Since the first reports of CRISPR (clustered regularly interspaced short palindromic repeats)-based gene editing came out eight years ago, the enthusiasm for applying it to any number of scientific challenges has been palpable in the research community. Unfortunately, this eagerness belies the challenges of deploying CRISPR workflows.

While CRISPR methods are indeed tremendously promising, it is important that we acknowledge the serious technical limitations that exist today. Until we face these problems directly, we will not be able to realize the true potential of this remarkable scientific tool.

In laboratories dedicated to the use of CRISPR, there is sufficient expertise to deal with many of these limitations. But in the vast majority of labs, scientists may struggle to get CRISPR pipelines up and running, particularly at scale. The design process required to build guide RNAs, cassettes and nucleases can be more art than science. At best, it involves fussy, unreliable techniques. At worst, it can be the insurmountable obstacle that prevents many labs from implementing CRISPR at all.

Trackability is another hurdle. It’s essential for good science to record each edit made and then monitor those changes. But this tracking process is increasingly difficult as researchers attempt more complex edits such as multiplex (combinatorial) editing. The lack of an accurate record of all changes made is a serious shortcoming as we look to expand the use of CRISPR, particularly for human health applications.

While limitations in design techniques and trackability must be addressed, I believe that the single biggest flaw in today’s CRISPR workflows is the inability to scale. This is truly the make-or-break issue facing CRISPR right now. If we cannot overcome the scalability problem, it will be impossible to deploy this tool to deal with the most pressing challenges we face in climate change, public health and so much more.

Large-scale biology applications — such as systems biology or biological engineering — often present us with nearly limitless possibilities to test to find improved solutions. Despite the advances made in synthetic biology, we simply don’t know enough about Nature’s rules to engineer biology from first principles the way you would design a circuit or an airplane.  Because so much is still unknown, we have to rely on high-throughput, empirical exploration of the massive design space. Unfortunately, there is no feasible or affordable method for intervening at tens of thousands of loci in a genome beyond limited-use base editors or rudimentary knockout screens. So we down-select the possibilities we can test, leaving far too much to chance and the unexplored.

Consider a few common examples. Let’s say you scanned through research papers and databases and assembled a list of thousands of SNPs relevant to your project, and to understand which ones are causal for your trait or phenotype of interest, you’d like to recapitulate them in a clean background. Currently, that simply isn’t feasible. Even the best-funded labs might only be able to test a few hundred of them and at fairly high time and expense. In other cases, metabolic engineers would like to be able to carry out large-scale protein mutagenesis experiments by making many thousands of amino acid changes at numerous genomic locations relevant to a certain trait, for instance across entire biochemical pathways as well as genome-wide. But realistically, only a few loci can be targeted in these experiments with existing technologies. In yet another example, researchers seeking to edit regulatory regions across the entire genome can only target a limited number of locations.
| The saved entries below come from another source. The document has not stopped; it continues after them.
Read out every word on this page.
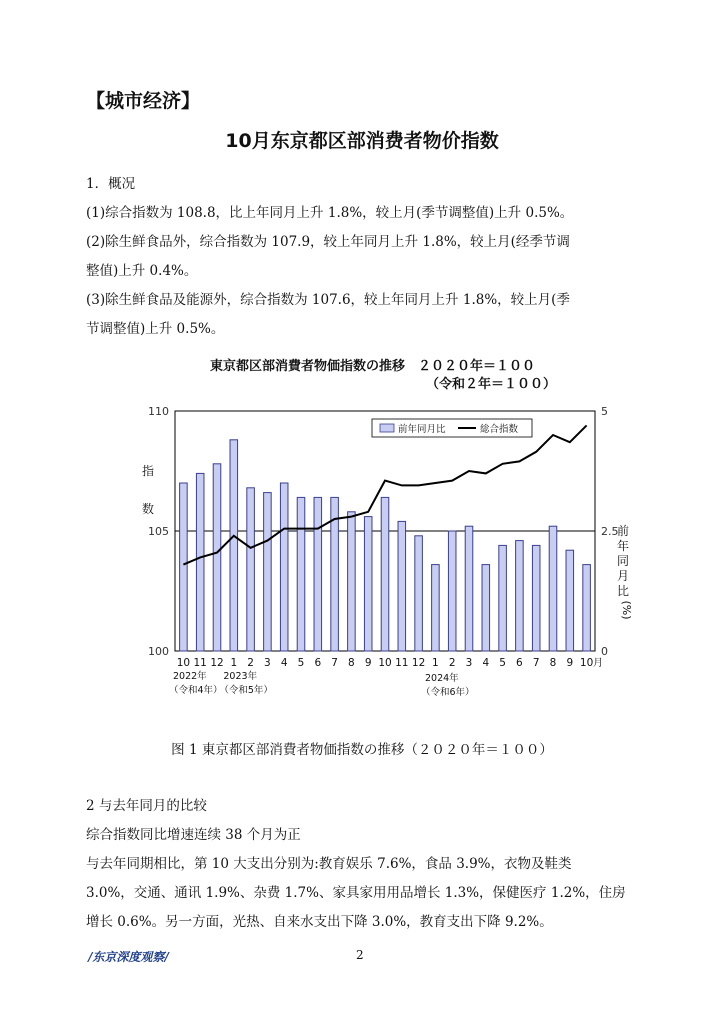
【城市经济】
10月东京都区部消费者物价指数
1．概况
(1)综合指数为 108.8，比上年同月上升 1.8%，较上月(季节调整值)上升 0.5%。
(2)除生鲜食品外，综合指数为 107.9，较上年同月上升 1.8%，较上月(经季节调
整值)上升 0.4%。
(3)除生鲜食品及能源外，综合指数为 107.6，较上年同月上升 1.8%，较上月(季
节调整值)上升 0.5%。
東京都区部消費者物価指数の推移　２０２０年＝１００
（令和２年＝１００）
100
105
110
0
2.5
5
指
数
前
年
同
月
比
(%)
10 11 12 1 2 3 4 5 6 7 8 9 10 11 12 1 2 3 4 5 6 7 8 9 10 月
2022年
（令和4年）
2023年
（令和5年）
2024年
（令和6年）
前年同月比	総合指数
图 1 東京都区部消費者物価指数の推移（２０２０年＝１００）
2 与去年同月的比较
综合指数同比增速连续 38 个月为正
与去年同期相比，第 10 大支出分别为:教育娱乐 7.6%，食品 3.9%，衣物及鞋类
3.0%，交通、通讯 1.9%、杂费 1.7%、家具家用用品增长 1.3%，保健医疗 1.2%，住房
增长 0.6%。另一方面，光热、自来水支出下降 3.0%，教育支出下降 9.2%。
/东京深度观察/	2
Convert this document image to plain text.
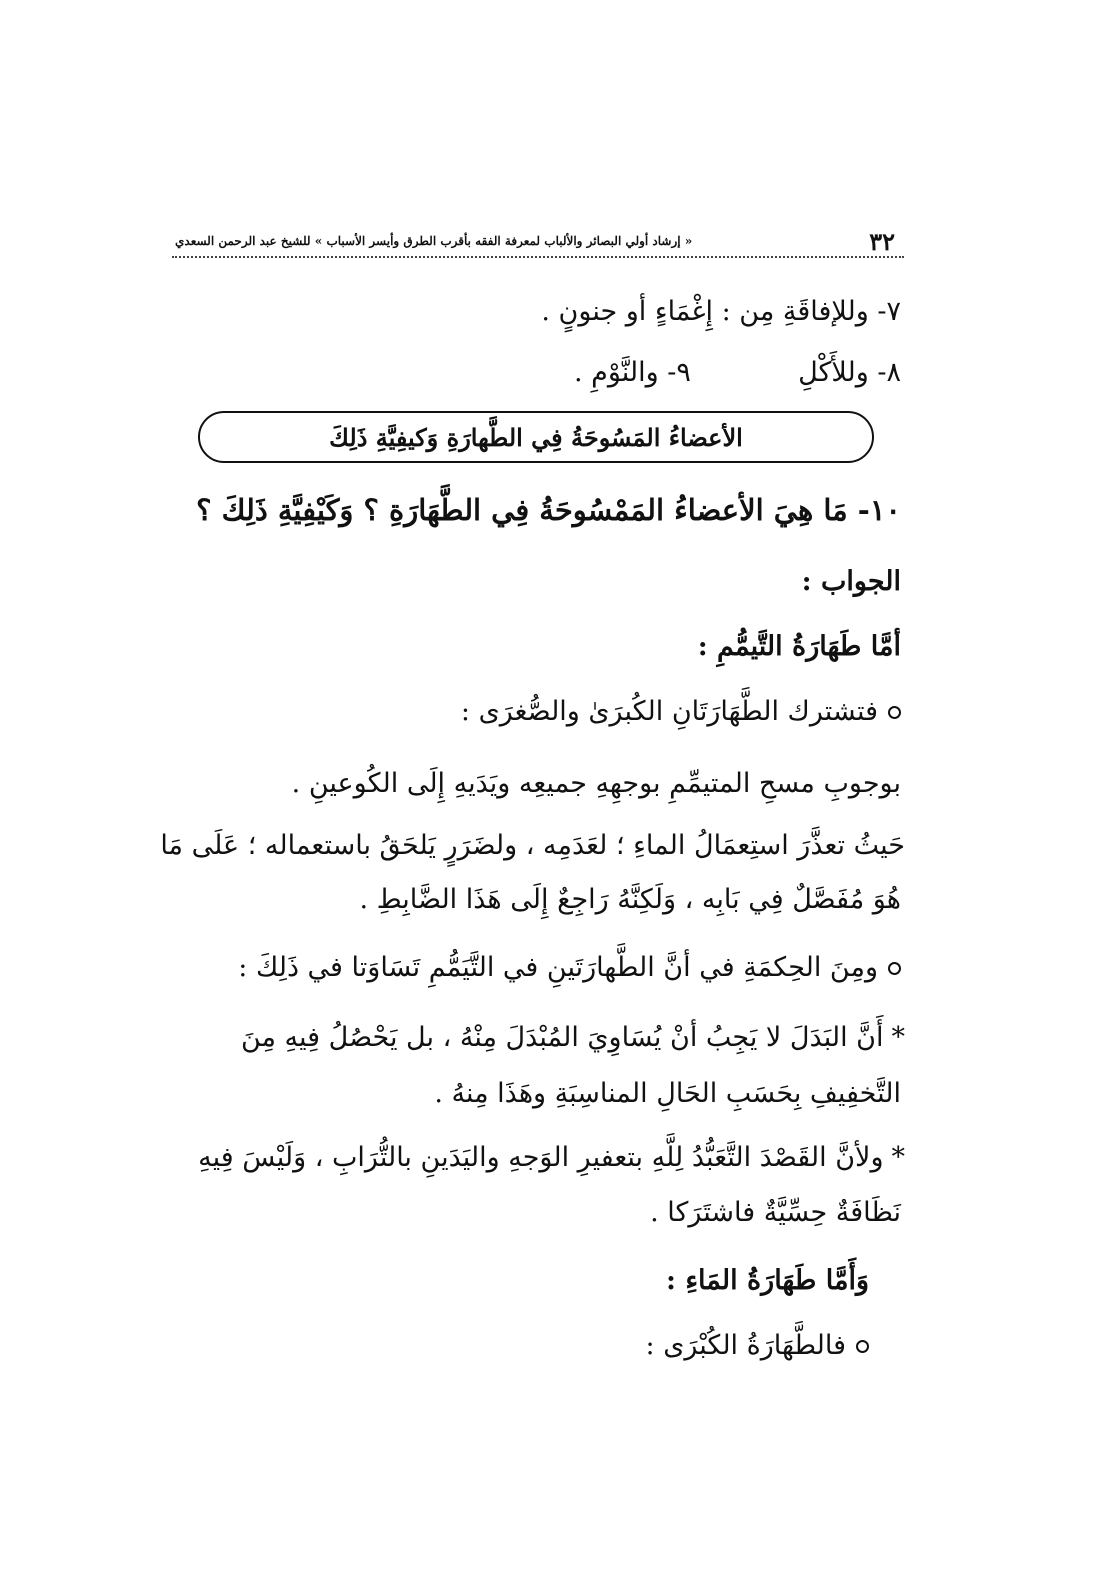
٣٢
« إرشاد أولي البصائر والألباب لمعرفة الفقه بأقرب الطرق وأيسر الأسباب » للشيخ عبد الرحمن السعدي
٧- وللإفاقَةِ مِن : إِغْمَاءٍ أو جنونٍ .
٨- وللأَكْلِ  ٩- والنَّوْمِ .
الأعضاءُ المَسُوحَةُ فِي الطَّهارَةِ وَكيفِيَّةِ ذَلِكَ
١٠- مَا هِيَ الأعضاءُ المَمْسُوحَةُ فِي الطَّهَارَةِ ؟ وَكَيْفِيَّةِ ذَلِكَ ؟
الجواب :
أمَّا طَهَارَةُ التَّيمُّمِ :
فتشترك الطَّهَارَتَانِ الكُبرَىٰ والصُّغرَى :
بوجوبِ مسحِ المتيمِّمِ بوجهِهِ جميعِه ويَدَيهِ إِلَى الكُوعينِ .
حَيثُ تعذَّرَ استِعمَالُ الماءِ ؛ لعَدَمِه ، ولضَرَرٍ يَلحَقُ باستعماله ؛ عَلَى مَا
هُوَ مُفَصَّلٌ فِي بَابِه ، وَلَكِنَّهُ رَاجِعٌ إِلَى هَذَا الضَّابِطِ .
ومِنَ الحِكمَةِ في أنَّ الطَّهارَتَينِ في التَّيَمُّمِ تَسَاوَتا في ذَلِكَ :
*أَنَّ البَدَلَ لا يَجِبُ أنْ يُسَاوِيَ المُبْدَلَ مِنْهُ ، بل يَحْصُلُ فِيهِ مِنَ
التَّخفِيفِ بِحَسَبِ الحَالِ المناسِبَةِ وهَذَا مِنهُ .
*ولأنَّ القَصْدَ التَّعَبُّدُ لِلَّهِ بتعفيرِ الوَجهِ واليَدَينِ بالتُّرَابِ ، وَلَيْسَ فِيهِ
نَظَافَةٌ حِسِّيَّةٌ فاشتَرَكا .
وَأَمَّا طَهَارَةُ المَاءِ :
فالطَّهَارَةُ الكُبْرَى :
These types of changes require the ability to confer a wider variety of edit types since they are usually larger than the one to three nucleotides needed for SNP and codon changes.
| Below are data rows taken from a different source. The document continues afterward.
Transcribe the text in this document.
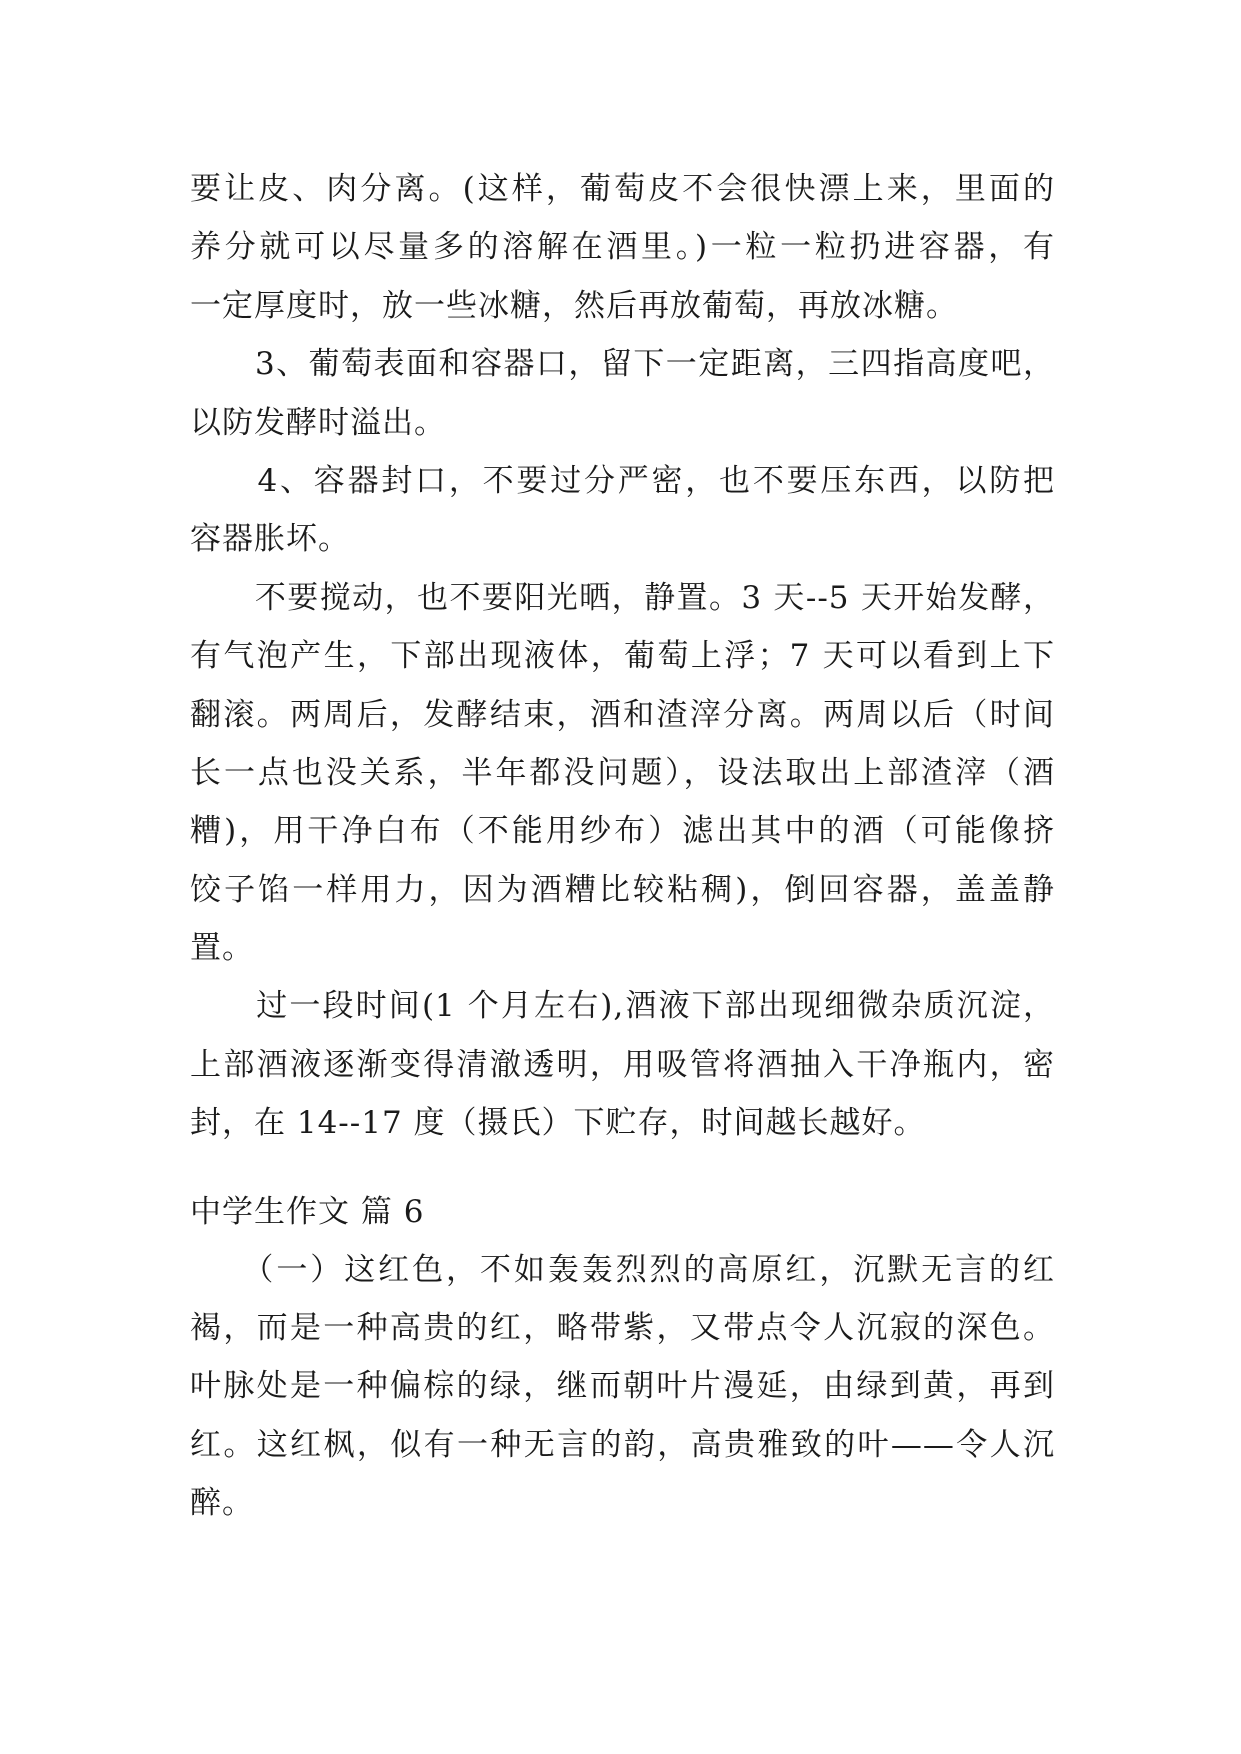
要让皮、肉分离。(这样，葡萄皮不会很快漂上来，里面的
养分就可以尽量多的溶解在酒里。)一粒一粒扔进容器，有
一定厚度时，放一些冰糖，然后再放葡萄，再放冰糖。
　　3、葡萄表面和容器口，留下一定距离，三四指高度吧，
以防发酵时溢出。
　　4、容器封口，不要过分严密，也不要压东西，以防把
容器胀坏。
　　不要搅动，也不要阳光晒，静置。3 天--5 天开始发酵，
有气泡产生，下部出现液体，葡萄上浮；7 天可以看到上下
翻滚。两周后，发酵结束，酒和渣滓分离。两周以后（时间
长一点也没关系，半年都没问题），设法取出上部渣滓（酒
糟)，用干净白布（不能用纱布）滤出其中的酒（可能像挤
饺子馅一样用力，因为酒糟比较粘稠)，倒回容器，盖盖静
置。
　　过一段时间(1 个月左右),酒液下部出现细微杂质沉淀，
上部酒液逐渐变得清澈透明，用吸管将酒抽入干净瓶内，密
封，在 14--17 度（摄氏）下贮存，时间越长越好。
中学生作文 篇 6
　　（一）这红色，不如轰轰烈烈的高原红，沉默无言的红
褐，而是一种高贵的红，略带紫，又带点令人沉寂的深色。
叶脉处是一种偏棕的绿，继而朝叶片漫延，由绿到黄，再到
红。这红枫，似有一种无言的韵，高贵雅致的叶——令人沉
醉。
Scaling up CRISPR means increasing the size and variety of edit types that can be made, as well as the overall number of edits and combinations of edits that can be performed at once. We need robust methods that yield high edit rates at scale. We also need significant improvements in the ability to perform multiplex combinatorial editing, which is essential for identifying relationships between sequence and function and accelerating gain of function. Making edits in combination over iterative cycles, an indispensable capability for plant and animal breeders and protein engineers alike, is out of reach for most labs today.

What’s Next

Thanks to CRISPR, biology is shifting from an observational science to an interventional science. Perturbing systems at the genomic level and studying the functional outcomes will help us better understand organisms, giving us critical information that we can use to improve health, increase crop yields and produce essential materials more efficiently and sustainably.
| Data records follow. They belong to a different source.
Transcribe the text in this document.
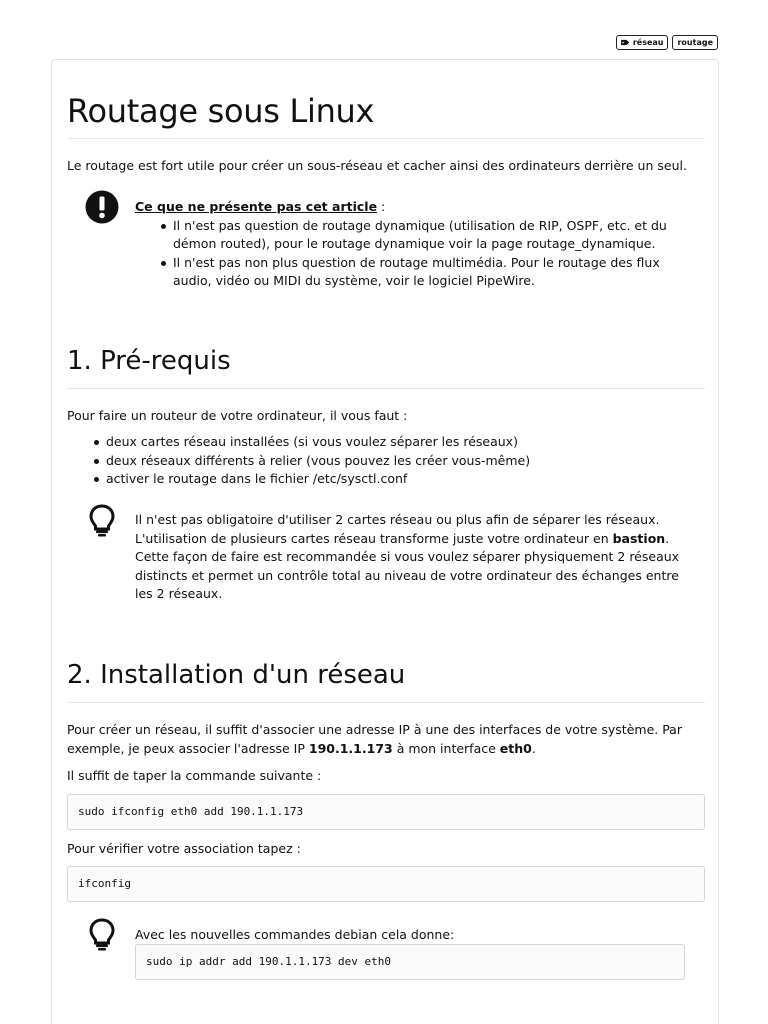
réseau routage
Routage sous Linux
Le routage est fort utile pour créer un sous-réseau et cacher ainsi des ordinateurs derrière un seul.
Ce que ne présente pas cet article :
Il n'est pas question de routage dynamique (utilisation de RIP, OSPF, etc. et du démon routed), pour le routage dynamique voir la page routage_dynamique.
Il n'est pas non plus question de routage multimédia. Pour le routage des flux audio, vidéo ou MIDI du système, voir le logiciel PipeWire.
1. Pré-requis
Pour faire un routeur de votre ordinateur, il vous faut :
deux cartes réseau installées (si vous voulez séparer les réseaux)
deux réseaux différents à relier (vous pouvez les créer vous-même)
activer le routage dans le fichier /etc/sysctl.conf
Il n'est pas obligatoire d'utiliser 2 cartes réseau ou plus afin de séparer les réseaux. L'utilisation de plusieurs cartes réseau transforme juste votre ordinateur en bastion. Cette façon de faire est recommandée si vous voulez séparer physiquement 2 réseaux distincts et permet un contrôle total au niveau de votre ordinateur des échanges entre les 2 réseaux.
2. Installation d'un réseau
Pour créer un réseau, il suffit d'associer une adresse IP à une des interfaces de votre système. Par exemple, je peux associer l'adresse IP 190.1.1.173 à mon interface eth0.
Il suffit de taper la commande suivante :
sudo ifconfig eth0 add 190.1.1.173
Pour vérifier votre association tapez :
ifconfig
Avec les nouvelles commandes debian cela donne:
sudo ip addr add 190.1.1.173 dev eth0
But we cannot get there with today’s CRISPR techniques. Together, we must encourage innovation around the fundamental methods used for CRISPR and, ideally, the development of automated approaches to make the process more robust. We need better design and tracking tools, paired with scalable, turnkey editing protocols, along with software, machine learning and other informatics tools to mine the data coming from large-scale experiments. Such capabilities will help us achieve the full potential of CRISPR-based genome engineering.

Richard Fox, PhD, is Executive Director of Data Science at Inscripta.